I read the books themselves a few years ago in paperback and loved them, and recently needed something for my kindle whilst on holiday and decided to reread them - and I'm so glad I did, if anything I enjoyed them even more this time around and read the 5 books back to back.
To me this really is story telling at its finest - they may not be 100% accurate in terms of historical facts and Iggulden does indulge some theories of his own where history doesn't have the answers - but who cares!! This all adds to the enjoyment of the read. The story of the Mongols and the manner in which Temujin becomes Genghis, uniting the tribes under one banner is electrifying. The hardships he bears, from the betrayal of his mother's family, that result in the death of his beloved father, to the betrayal by his father's bondsman and his own older brother, shaped this man to become one of history's most brilliant, most brutal and most effective warriors and leaders. The story told here of how Genghis, along with his brothers, took tribes of wandering nomads and turned them into a terrifying war machine, that conquered and forged the largest empire since Alexander the Great.
Though Genghis had no interest in the mechanics of governing the nations he conquered, the Khans that followed him did and set in place changes that affected the World to come. And but for the unfortunate death of Ogedai Khan, who followed Genghis, and the fact that the Tumans (armies) had to come home to take part in the ceremonies involved in naming a new Khan, the Mongols having reached as far West as Poland and Hungary, under the brilliance of General Tsubodai, would have gone on to conquer through the lands of Austria, Italy and maybe Germany and France. No other armed force at this time was able to stop the Mongols, their tactics and weapons beyond anything else the Western powers had. The Mongols were the original architects of the 'lighting war', using speed and surprise to vanquish their enemies, tactics adopted by the Germans hundreds of years later, the blitzkrieg. It is one of history's biggest 'what ifs' - if Ogedai had lasted a year or so more, just how far west would the Mongol armies have conquered, and how much different would history have been?

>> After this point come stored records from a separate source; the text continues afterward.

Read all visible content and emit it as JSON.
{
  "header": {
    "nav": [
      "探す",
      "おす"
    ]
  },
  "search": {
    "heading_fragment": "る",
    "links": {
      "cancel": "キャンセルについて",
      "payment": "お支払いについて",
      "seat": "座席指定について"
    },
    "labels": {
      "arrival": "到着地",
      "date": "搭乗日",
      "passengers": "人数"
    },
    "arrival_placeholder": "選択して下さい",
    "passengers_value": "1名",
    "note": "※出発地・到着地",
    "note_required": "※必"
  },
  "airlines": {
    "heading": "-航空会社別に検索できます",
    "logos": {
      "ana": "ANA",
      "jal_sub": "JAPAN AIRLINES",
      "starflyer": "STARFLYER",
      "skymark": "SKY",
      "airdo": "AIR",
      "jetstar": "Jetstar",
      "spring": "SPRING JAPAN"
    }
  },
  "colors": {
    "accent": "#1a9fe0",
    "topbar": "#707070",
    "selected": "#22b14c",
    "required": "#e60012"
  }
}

The books are breathtakingly at times, the battles, the conflicts, the loss of life. But they are also full of beauty, humour and triumph, and show that the Mongols were not the uncultured, unintelligent savages that perhaps history sometimes makes them out to be. The stories involving Jochi, his first born son are heart breaking at times, as are the parts where Tolui gives his life for his Khan and older brother Ogedai.
The books end with probably the most famous Khan after Genghis, Kublai Khan, coming to power having vanquished his own brother. The Mongols are at the height of the powers and are at this time are still force under one man. This is not how it remains for long and there is undoubtedly potential for another whole series of books telling the rest of Kublai's story, about the Golden Horde in the northern landscapes of Russia, and how the Mongols help to shape events in the Islamic world of central Asia. And of course how Kublai Khan went on to play such a crucial role in China - a land that Genghis had tried to destroy and obliterate, his grandson went on to build up into a world power.
I really hope Conn Iggulden does go back to the Mongols and offers us more of his brilliant story telling. In the meantime I urge you to read all of the Conqueror series, they are a fantastic read and books you will want to read again and again.